Theo Epstein had rebuilt the Cubs on bats, while Alderson had built the Mets on arms. The Mets seemed ahead. But Harvey was a mess after the 2015 World Series, and was never the same again. Wheeler was not back yet. Matz and deGrom were hurt down the stretch in 2016. Syndergaard was the last man standing, and he started the 2016 wild-card loss to the Giants.

The Cubs went on to win the World Series that year. That was thought to be the beginning of a dynasty derived around all the young hitters. But now, Phillies slugger Kyle Schwarber — one of those young Cubs hitters in 2016 — sat across the room from Syndergaard and Wheeler talking about how difficult it is to win and then keep winning.

It is not an easy sport to figure. Just consider that the bulldog ace from that Mets group is Wheeler.

Harvey made 13 minor league starts for the Orioles this year, but never made it back to the majors, in part because he was suspended by MLB for 60 games for his admission during the trial of former Angels employee Eric Kay for the overdose death of Tyler Skaggs, that he distributed prohibited drugs of abuse. Harvey’s agent, Scott Boras, told me that his client had knee surgery in September and plans to try to make it back to The Show in 2023.

Zack Wheeler
Zack Wheeler Getty Images

Matz, after infuriating Steve Cohen by — in the Mets owner’s belief — reneging on a deal, inked a four-year, $44 million pact with St. Louis this past offseason. He landed on the injured list twice, pitched poorly and was an unused reliever as Wheeler’s Phillies swept the Cardinals.

Syndergaard signed a one-year, $21 million free-agent pact with the Angels, who traded him to the Phillies, with which he is a fourth-ish starter without the elite fastball of his youth. Philadelphia does not seem confident in using him.

Conversely, the Phillies do little with more assurance than deploying Wheeler — as important as anyone on the team if they are to upset the Astros. That is because first, Wheeler became durable. Only Aaron Nola, Gerrit Cole and Jose Berrios have thrown more innings since 2018. And after signing a five-year, $118 million pact with the Phillies, Wheeler became dominant. He leads the majors in Wins Above Replacement (Baseball Reference) the past three seasons at 15.8, well ahead of second-place Max Scherzer at 13.3.

And in his first four postseason starts, Wheeler had a 1.78 ERA. Harvey, deGrom and Matz have not started a playoff game since 2015; Syndergaard had the 2016 wild-card game and a four-inning start this year in the NLDS against Atlanta.

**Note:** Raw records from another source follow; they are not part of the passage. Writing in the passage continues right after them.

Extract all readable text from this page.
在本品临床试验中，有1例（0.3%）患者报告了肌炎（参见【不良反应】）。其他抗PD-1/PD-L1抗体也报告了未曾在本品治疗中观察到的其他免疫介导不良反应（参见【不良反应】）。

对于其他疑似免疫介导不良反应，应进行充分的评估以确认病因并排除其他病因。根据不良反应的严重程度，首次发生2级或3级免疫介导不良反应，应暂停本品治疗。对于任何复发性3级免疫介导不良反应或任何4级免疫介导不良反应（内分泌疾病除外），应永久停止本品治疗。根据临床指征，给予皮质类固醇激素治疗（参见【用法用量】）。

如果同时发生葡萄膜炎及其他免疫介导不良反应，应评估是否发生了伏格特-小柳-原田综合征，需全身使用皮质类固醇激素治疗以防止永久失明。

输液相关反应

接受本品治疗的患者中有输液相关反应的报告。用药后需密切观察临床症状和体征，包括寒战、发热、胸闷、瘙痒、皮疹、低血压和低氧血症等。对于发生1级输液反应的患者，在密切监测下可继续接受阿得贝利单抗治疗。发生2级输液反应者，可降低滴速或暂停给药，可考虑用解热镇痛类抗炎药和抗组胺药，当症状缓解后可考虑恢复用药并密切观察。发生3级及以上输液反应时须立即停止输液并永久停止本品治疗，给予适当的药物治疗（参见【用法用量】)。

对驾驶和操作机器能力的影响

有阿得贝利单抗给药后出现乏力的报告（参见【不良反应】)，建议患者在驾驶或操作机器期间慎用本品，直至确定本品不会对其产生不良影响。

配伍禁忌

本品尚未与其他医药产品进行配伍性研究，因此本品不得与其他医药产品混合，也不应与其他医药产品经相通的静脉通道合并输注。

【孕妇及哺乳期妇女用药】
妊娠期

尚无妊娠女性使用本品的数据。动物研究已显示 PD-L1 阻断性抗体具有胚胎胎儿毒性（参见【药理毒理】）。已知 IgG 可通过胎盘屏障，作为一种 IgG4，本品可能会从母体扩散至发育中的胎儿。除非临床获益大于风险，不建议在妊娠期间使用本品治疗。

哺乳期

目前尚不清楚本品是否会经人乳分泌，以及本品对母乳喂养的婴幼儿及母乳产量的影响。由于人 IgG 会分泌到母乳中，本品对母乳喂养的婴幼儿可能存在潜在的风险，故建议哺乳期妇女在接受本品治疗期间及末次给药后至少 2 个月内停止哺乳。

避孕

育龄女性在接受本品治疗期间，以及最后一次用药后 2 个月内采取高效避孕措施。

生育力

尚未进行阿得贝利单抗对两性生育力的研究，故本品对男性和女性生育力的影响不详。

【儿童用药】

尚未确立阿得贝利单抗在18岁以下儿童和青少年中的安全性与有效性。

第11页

Now, deGrom, the last man standing in Queens from the greatest rotation that never was, faces a free-agent choice of whether to stay a Met or to leave.

And if you need a reminder how fickle all pitching evaluation and dreams are, know that when deGrom debuted on May 15, 2014 against the Yankees, it was a day after a prospect that many with the Mets internally had ranked higher had debuted. You could have believed the next great Mets rotation was going to include Rafael Montero. And at the 118th World Series press availability, there was Montero, now a valuable member of the Astros’ bullpen.

“Obviously,” Montero said through an interpreter about the initial scouting reports, “it went a different way.”

It is baseball. The best-laid plans — even for the great rotation in your mind — can go a different way.